Friday, June 24, 2016

Fall in Love, Stay in Love | Orienting Our Lives Around a Person




I realize that hockey is not widely popular here but, growing up near Pittsburgh, I definitely came to appreciate the sport and hold an allegiance to our local team, the Pittsburgh Penguins.   In case you weren’t aware, a week ago Sunday, the Pittsburgh Penguins defeated the San Jose Sharks to win the Stanley Cup.  For anyone unfamiliar with the sport, the Stanley Cup is to hockey what the Super Bowl is to football.

The entire week following the win, every single phone call that I had with anyone back in Pennsylvania was animated with the happenings surrounding the Stanley Cup win.  In Pittsburgh, it was the talk at work, at the check out line in stores , on the radio, around dinner tables, … the whole city was buzzing with excitement and people were excited about the excitement.  Even national news was reporting about the excitement surrounding the city.

Pittsburgh itself has 300,000 residents and last Wednesday the city packed in 400,000 people who came out for the parade and celebration of the team’s victory.   Those 400,000 people did not include the tens of thousands of people glued to the t.v. watching and the many satellite parties happening in nearly every surrounding town.  

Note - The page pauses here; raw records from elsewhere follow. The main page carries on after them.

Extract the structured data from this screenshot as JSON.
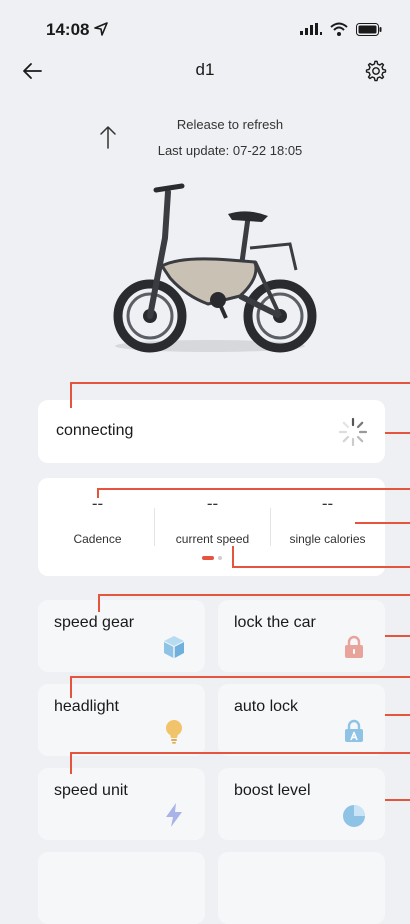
{
  "status": {
    "time": "14:08"
  },
  "nav": {
    "title": "d1"
  },
  "refresh": {
    "line1": "Release to refresh",
    "line2": "Last update: 07-22 18:05"
  },
  "connection": {
    "label": "connecting"
  },
  "stats": [
    {
      "value": "--",
      "label": "Cadence"
    },
    {
      "value": "--",
      "label": "current speed"
    },
    {
      "value": "--",
      "label": "single calories"
    }
  ],
  "tiles": [
    {
      "label": "speed gear",
      "icon": "cube-icon",
      "color": "#8ec3e6"
    },
    {
      "label": "lock the car",
      "icon": "lock-icon",
      "color": "#e8a39a"
    },
    {
      "label": "headlight",
      "icon": "bulb-icon",
      "color": "#f1c46b"
    },
    {
      "label": "auto lock",
      "icon": "auto-lock-icon",
      "color": "#8ec3e6"
    },
    {
      "label": "speed unit",
      "icon": "lightning-icon",
      "color": "#a9b3e8"
    },
    {
      "label": "boost level",
      "icon": "pie-icon",
      "color": "#8ec3e6"
    }
  ],
  "colors": {
    "accent": "#e5543d",
    "background": "#eef0f3"
  }
}
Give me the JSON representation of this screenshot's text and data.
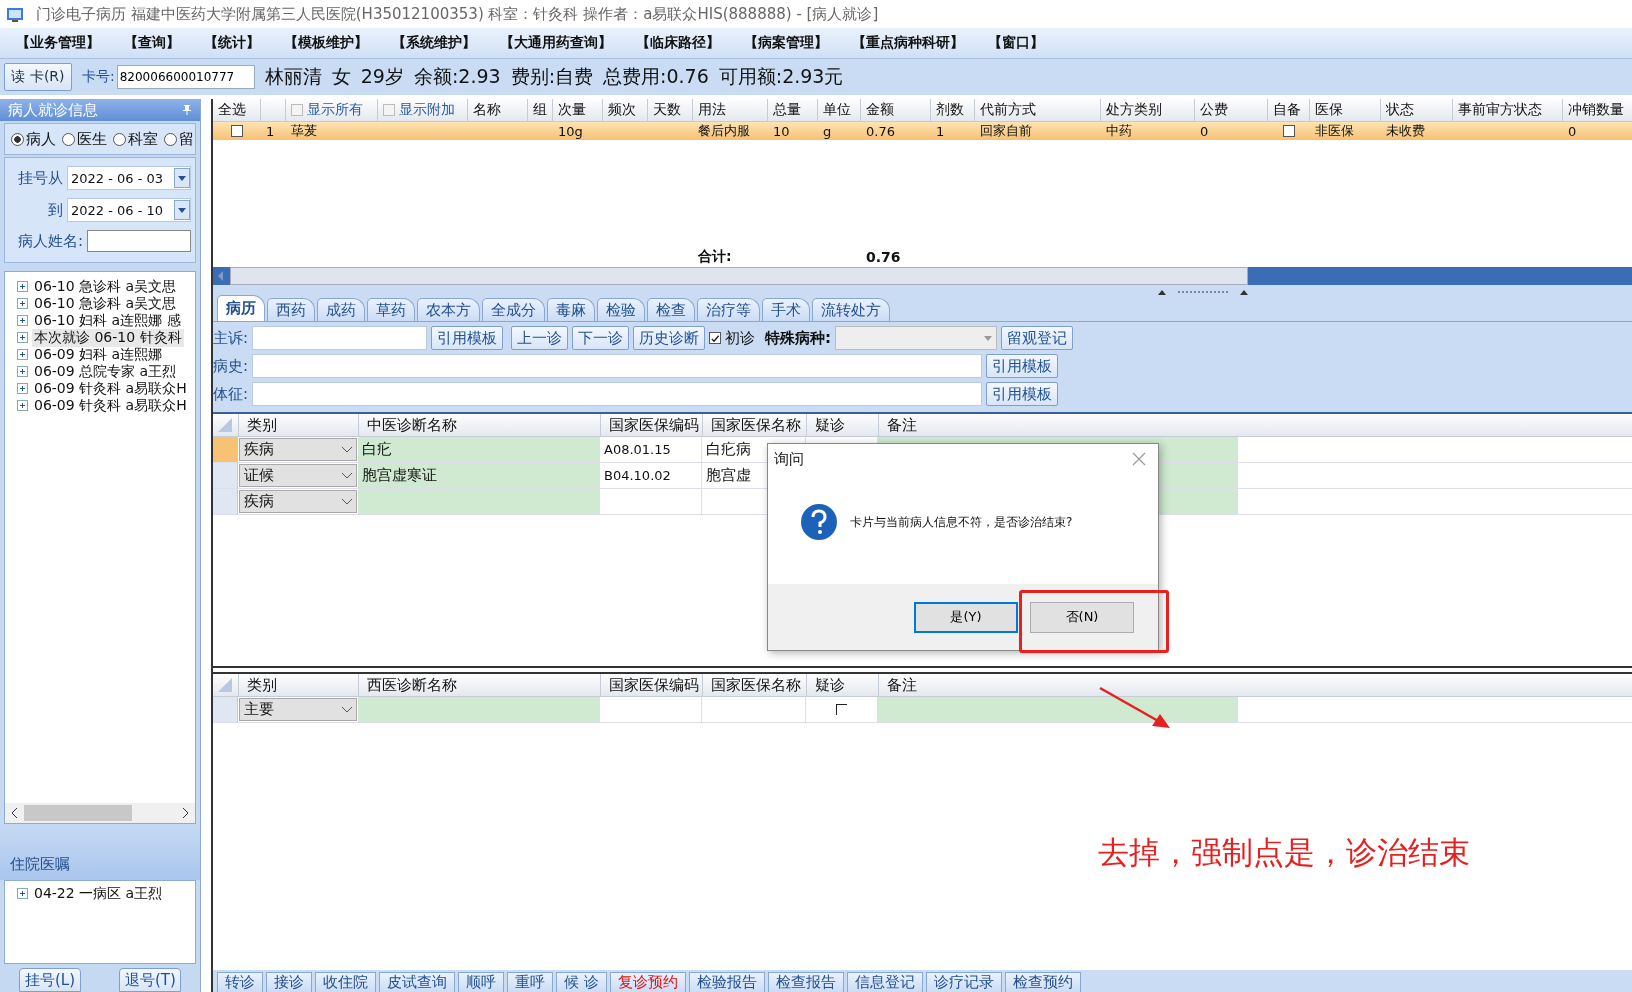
{
  "window": {
    "title": "门诊电子病历  福建中医药大学附属第三人民医院(H35012100353)  科室：针灸科  操作者：a易联众HIS(888888) - [病人就诊]"
  },
  "menu": [
    "【业务管理】",
    "【查询】",
    "【统计】",
    "【模板维护】",
    "【系统维护】",
    "【大通用药查询】",
    "【临床路径】",
    "【病案管理】",
    "【重点病种科研】",
    "【窗口】"
  ],
  "card_bar": {
    "read_button": "读 卡(R)",
    "card_label": "卡号:",
    "card_number": "820006600010777",
    "patient_info": [
      "林丽清",
      "女",
      "29岁",
      "余额:2.93",
      "费别:自费",
      "总费用:0.76",
      "可用额:2.93元"
    ]
  },
  "patient_panel": {
    "title": "病人就诊信息",
    "filters": [
      {
        "label": "病人",
        "selected": true
      },
      {
        "label": "医生",
        "selected": false
      },
      {
        "label": "科室",
        "selected": false
      },
      {
        "label": "留",
        "selected": false
      }
    ],
    "date_from_label": "挂号从",
    "date_from": "2022 - 06 - 03",
    "date_to_label": "到",
    "date_to": "2022 - 06 - 10",
    "name_label": "病人姓名:",
    "visits": [
      {
        "text": "06-10 急诊科 a吴文思",
        "selected": false
      },
      {
        "text": "06-10 急诊科 a吴文思",
        "selected": false
      },
      {
        "text": "06-10 妇科 a连熙娜 感",
        "selected": false
      },
      {
        "text": "本次就诊 06-10 针灸科",
        "selected": true
      },
      {
        "text": "06-09 妇科 a连熙娜",
        "selected": false
      },
      {
        "text": "06-09 总院专家 a王烈",
        "selected": false
      },
      {
        "text": "06-09 针灸科 a易联众H",
        "selected": false
      },
      {
        "text": "06-09 针灸科 a易联众H",
        "selected": false
      }
    ],
    "inpatient_title": "住院医嘱",
    "inpatient_orders": [
      "04-22 一病区 a王烈"
    ],
    "buttons": [
      "挂号(L)",
      "退号(T)"
    ]
  },
  "prescription_grid": {
    "columns": [
      {
        "kind": "text",
        "label": "全选"
      },
      null,
      {
        "kind": "checkbox",
        "label": "显示所有",
        "checked": false
      },
      {
        "kind": "checkbox",
        "label": "显示附加",
        "checked": false
      },
      {
        "kind": "text",
        "label": "名称"
      },
      {
        "kind": "text",
        "label": "组"
      },
      {
        "kind": "text",
        "label": "次量"
      },
      {
        "kind": "text",
        "label": "频次"
      },
      {
        "kind": "text",
        "label": "天数"
      },
      {
        "kind": "text",
        "label": "用法"
      },
      {
        "kind": "text",
        "label": "总量"
      },
      {
        "kind": "text",
        "label": "单位"
      },
      {
        "kind": "text",
        "label": "金额"
      },
      {
        "kind": "text",
        "label": "剂数"
      },
      {
        "kind": "text",
        "label": "代前方式"
      },
      {
        "kind": "text",
        "label": "处方类别"
      },
      {
        "kind": "text",
        "label": "公费"
      },
      {
        "kind": "text",
        "label": "自备"
      },
      {
        "kind": "text",
        "label": "医保"
      },
      {
        "kind": "text",
        "label": "状态"
      },
      {
        "kind": "text",
        "label": "事前审方状态"
      },
      {
        "kind": "text",
        "label": "冲销数量"
      }
    ],
    "rows": [
      {
        "selected": true,
        "cells": [
          {
            "kind": "checkbox",
            "checked": false
          },
          "1",
          "荜茇",
          null,
          null,
          null,
          "10g",
          null,
          null,
          "餐后内服",
          "10",
          "g",
          "0.76",
          "1",
          "回家自前",
          "中药",
          "0",
          {
            "kind": "checkbox",
            "checked": false
          },
          "非医保",
          "未收费",
          null,
          "0"
        ]
      }
    ],
    "total_label": "合计:",
    "total_value": "0.76"
  },
  "tabs": [
    {
      "label": "病历",
      "selected": true
    },
    {
      "label": "西药",
      "selected": false
    },
    {
      "label": "成药",
      "selected": false
    },
    {
      "label": "草药",
      "selected": false
    },
    {
      "label": "农本方",
      "selected": false
    },
    {
      "label": "全成分",
      "selected": false
    },
    {
      "label": "毒麻",
      "selected": false
    },
    {
      "label": "检验",
      "selected": false
    },
    {
      "label": "检查",
      "selected": false
    },
    {
      "label": "治疗等",
      "selected": false
    },
    {
      "label": "手术",
      "selected": false
    },
    {
      "label": "流转处方",
      "selected": false
    }
  ],
  "record_form": {
    "complaint_label": "主诉:",
    "history_label": "病史:",
    "exam_label": "体征:",
    "template_buttons": [
      "引用模板",
      "引用模板",
      "引用模板"
    ],
    "prev_button": "上一诊",
    "next_button": "下一诊",
    "history_button": "历史诊断",
    "first_visit": {
      "label": "初诊",
      "checked": true
    },
    "special_label": "特殊病种:",
    "observe_button": "留观登记"
  },
  "tcm_diagnosis": {
    "columns": [
      "类别",
      "中医诊断名称",
      "国家医保编码",
      "国家医保名称",
      "疑诊",
      "备注"
    ],
    "rows": [
      {
        "selected": true,
        "category": "疾病",
        "name": "白疕",
        "code": "A08.01.15",
        "insurance_name": "白疕病"
      },
      {
        "selected": false,
        "category": "证候",
        "name": "胞宫虚寒证",
        "code": "B04.10.02",
        "insurance_name": "胞宫虚"
      },
      {
        "selected": false,
        "category": "疾病"
      }
    ]
  },
  "western_diagnosis": {
    "columns": [
      "类别",
      "西医诊断名称",
      "国家医保编码",
      "国家医保名称",
      "疑诊",
      "备注"
    ],
    "rows": [
      {
        "selected": false,
        "category": "主要",
        "suspected": false
      }
    ]
  },
  "action_buttons": [
    {
      "label": "转诊",
      "highlighted": false
    },
    {
      "label": "接诊",
      "highlighted": false
    },
    {
      "label": "收住院",
      "highlighted": false
    },
    {
      "label": "皮试查询",
      "highlighted": false
    },
    {
      "label": "顺呼",
      "highlighted": false
    },
    {
      "label": "重呼",
      "highlighted": false
    },
    {
      "label": "候 诊",
      "highlighted": false
    },
    {
      "label": "复诊预约",
      "highlighted": true
    },
    {
      "label": "检验报告",
      "highlighted": false
    },
    {
      "label": "检查报告",
      "highlighted": false
    },
    {
      "label": "信息登记",
      "highlighted": false
    },
    {
      "label": "诊疗记录",
      "highlighted": false
    },
    {
      "label": "检查预约",
      "highlighted": false
    }
  ],
  "dialog": {
    "title": "询问",
    "message": "卡片与当前病人信息不符，是否诊治结束?",
    "buttons": [
      {
        "label": "是(Y)",
        "default": true,
        "marked": false
      },
      {
        "label": "否(N)",
        "default": false,
        "marked": true
      }
    ]
  },
  "annotation": {
    "text": "去掉，强制点是，诊治结束"
  }
}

As I watched the footage of the celebration of the Stanley Cup win on Wednesday and I listened to so many people sharing about what was happening in the city, I couldn’t help but notice how  this great win, the triumph of this team that so many came to rally behind, had a way of focusing everyone’s attention, of prioritizing and reordering people’s energies.  After all, last Wednesday, in Pittsburgh, over 400,000 people had reoriented their day in response to the Penguins win.  I think this offers some beautiful insight into our human nature.  And I think can be a springboard for us with the question… what is it that has determined my day today?

One of the 8 aspects of the missionary disciple is Conversion: that my relationship with the person of Jesus Christ reorients everything in my life.  A missionary disciple allows this relationship with Jesus to reshape their lifestyle.   This can means my relationship with Jesus has effected what my conversations are like, how I spend my time, what the driving purpose is behind what I do or don’t do is, how I relate to the world around me.   And, as a missionary disciple, I no longer just live for me, or live as I want, but I seek to center my life around a person whom I love.   

We can all have practical questions about how we are to live, how we are to spend our time, how we are to relate to the world around us.   We need only look around a little to see the many programs and self help books trying to offer practical advise for living a happy life.   Fr. Pedro Arrupe, who was the Superior to Jesuits at the time, perhaps offered the best practical advise to these questions when he said: 

“Nothing is more practical than finding God, than falling in Love in a quite absolute, final way.  What you are in love with, what seizes your imagination, will affect everything.
It will decide what will get you out of bed in the morning, what you do with your evenings, how you spend your weekends, what you read, whom you know, what breaks your heart, and what amazes you with joy and gratitude.

Fall in Love, stay in love, and it will decide everything.”


This ‘falling in love’ and this ‘staying in love’ with God is the center of the Christian life, precisely because this love has a way of ordering our desires, our actions, our priorities.   If we allow it, this love determines everything.  If we allow it, this love leads us on the path to life!  

Perhaps we can take some time this week to reflect and be sure we’ve made some time and space for the One we love.   Are we present to Him as we go about our day?   Have we related everything going on in our lives to Him… and have we allowed for Him to respond to us?     Have we allowed the One who beholds us with great love to do so’?   

And if we notice there are other things or people that have taken a ‘first place’ in our lives, we need only share that with Jesus in prayer and ask Him to help us.  

Perhaps this week, we ask Him, “Lord give me the grace to desire you more than anyone or anything else.”